Creio eu que deveria dizer que detesto carnaval, que tenho horror declarado à música ruim, ao calor, ao suor, às aglomerações; que o carnaval é uma festa fútil, infantilizada. Mas a verdade é que eu adoro o carnaval. Porque o carnaval mesmo, o espírito do carnaval, o "carnavalgeist" é maior que o axé music, que os abadás, que as praias lotadas. O carnaval é a materialização de uma liberdade impensada em dias comuns.
Para mim, não há nada mais animador que saber que, se estiver a fim, posso acordar e ir vestida de Cleópatra à padaria, e ninguém vai nem ligar. As pessoas exercitam a liberdade sem medo, e ocupam as ruas, as praças, sabendo que se quiserem podem ir fantasiadas, e se quiserem podem também não ir. O carnaval subverte, o carnaval liberta. Se homem quer vestir-se de mulher, ou vice-versa, se criança quer sair de adulto, se adulto quer andar como criança, a ninguém importa e diz respeito. Cada um com sua consciência e suas vontades. Isso para mim é revolucionário, é inovador.

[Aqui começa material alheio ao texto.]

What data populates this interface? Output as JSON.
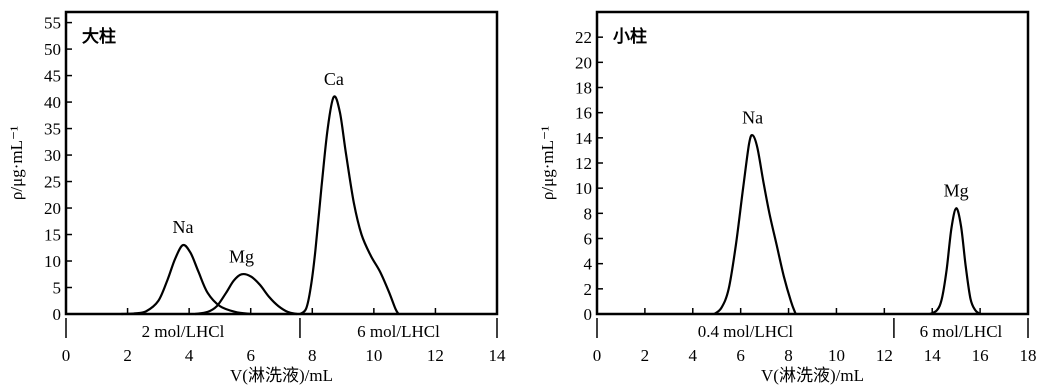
{
  "chart_data": [
    {
      "type": "line",
      "title": "大柱",
      "xlabel": "V(淋洗液)/mL",
      "ylabel": "ρ/μg·mL⁻¹",
      "xlim": [
        0,
        14
      ],
      "ylim": [
        0,
        57
      ],
      "x_ticks": [
        "0",
        "2",
        "4",
        "6",
        "8",
        "10",
        "12",
        "14"
      ],
      "y_ticks": [
        "0",
        "5",
        "10",
        "15",
        "20",
        "25",
        "30",
        "35",
        "40",
        "45",
        "50",
        "55"
      ],
      "grid": false,
      "series": [
        {
          "name": "Na",
          "peak_x": 3.8,
          "peak_y": 13,
          "points": [
            [
              1.8,
              0
            ],
            [
              2.2,
              0.1
            ],
            [
              2.6,
              0.5
            ],
            [
              3.0,
              2.5
            ],
            [
              3.3,
              6.5
            ],
            [
              3.55,
              10.5
            ],
            [
              3.8,
              13
            ],
            [
              4.05,
              11.5
            ],
            [
              4.3,
              8
            ],
            [
              4.6,
              4
            ],
            [
              5.0,
              1.5
            ],
            [
              5.5,
              0.4
            ],
            [
              6.0,
              0
            ]
          ]
        },
        {
          "name": "Mg",
          "peak_x": 5.7,
          "peak_y": 7.5,
          "points": [
            [
              4.2,
              0
            ],
            [
              4.6,
              0.4
            ],
            [
              4.9,
              1.5
            ],
            [
              5.2,
              4
            ],
            [
              5.45,
              6.3
            ],
            [
              5.7,
              7.5
            ],
            [
              6.0,
              7.1
            ],
            [
              6.3,
              5.5
            ],
            [
              6.6,
              3.2
            ],
            [
              6.9,
              1.5
            ],
            [
              7.2,
              0.4
            ],
            [
              7.5,
              0
            ]
          ]
        },
        {
          "name": "Ca",
          "peak_x": 8.7,
          "peak_y": 41,
          "points": [
            [
              7.6,
              0
            ],
            [
              7.8,
              1
            ],
            [
              7.95,
              5
            ],
            [
              8.1,
              12
            ],
            [
              8.3,
              24
            ],
            [
              8.5,
              35
            ],
            [
              8.7,
              41
            ],
            [
              8.9,
              38
            ],
            [
              9.1,
              30
            ],
            [
              9.35,
              21
            ],
            [
              9.6,
              15
            ],
            [
              9.9,
              11
            ],
            [
              10.2,
              8
            ],
            [
              10.5,
              4
            ],
            [
              10.7,
              1
            ],
            [
              10.8,
              0
            ]
          ]
        }
      ],
      "eluents": [
        {
          "label": "2 mol/LHCl",
          "range": [
            0,
            7.6
          ]
        },
        {
          "label": "6 mol/LHCl",
          "range": [
            7.6,
            14
          ]
        }
      ]
    },
    {
      "type": "line",
      "title": "小柱",
      "xlabel": "V(淋洗液)/mL",
      "ylabel": "ρ/μg·mL⁻¹",
      "xlim": [
        0,
        18
      ],
      "ylim": [
        0,
        24
      ],
      "x_ticks": [
        "0",
        "2",
        "4",
        "6",
        "8",
        "10",
        "12",
        "14",
        "16",
        "18"
      ],
      "y_ticks": [
        "0",
        "2",
        "4",
        "6",
        "8",
        "10",
        "12",
        "14",
        "16",
        "18",
        "20",
        "22"
      ],
      "grid": false,
      "series": [
        {
          "name": "Na",
          "peak_x": 6.5,
          "peak_y": 14.2,
          "points": [
            [
              4.9,
              0
            ],
            [
              5.2,
              0.5
            ],
            [
              5.5,
              2
            ],
            [
              5.8,
              5.5
            ],
            [
              6.1,
              10
            ],
            [
              6.35,
              13.5
            ],
            [
              6.5,
              14.2
            ],
            [
              6.7,
              13.2
            ],
            [
              6.95,
              10.5
            ],
            [
              7.2,
              8
            ],
            [
              7.5,
              5.5
            ],
            [
              7.8,
              3
            ],
            [
              8.1,
              1
            ],
            [
              8.3,
              0
            ]
          ]
        },
        {
          "name": "Mg",
          "peak_x": 15.0,
          "peak_y": 8.4,
          "points": [
            [
              13.9,
              0
            ],
            [
              14.2,
              0.3
            ],
            [
              14.4,
              1.2
            ],
            [
              14.6,
              3.5
            ],
            [
              14.8,
              6.8
            ],
            [
              15.0,
              8.4
            ],
            [
              15.2,
              7
            ],
            [
              15.4,
              3.8
            ],
            [
              15.6,
              1.2
            ],
            [
              15.8,
              0.3
            ],
            [
              16.0,
              0
            ]
          ]
        }
      ],
      "eluents": [
        {
          "label": "0.4 mol/LHCl",
          "range": [
            0,
            12.4
          ]
        },
        {
          "label": "6 mol/LHCl",
          "range": [
            12.4,
            18
          ]
        }
      ]
    }
  ]
}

O carnaval é tão livre, mas tão livre, que até às pessoas que não gostam dele, liberta. Elas podem orgulhosas dizer que não suportam a balbúrdia e partir para locais tranquilos, de lareira, friozinho e jazz. Enquanto isso os partidários do carnaval também não se importam: partem para as noites bárbaras e acesas, talvez agradecendo no íntimo a quem vai embora e deixa mais espaço na rua.
Carnaval para mim não é escola de samba, não é bloco, nem desfile: carnaval é um tempinho do ano (talvez pequeno demais, talvez por isso mais intenso) em que cada um exerce sua felicidade da forma que lhe convém. Nada mais é preciso dizer.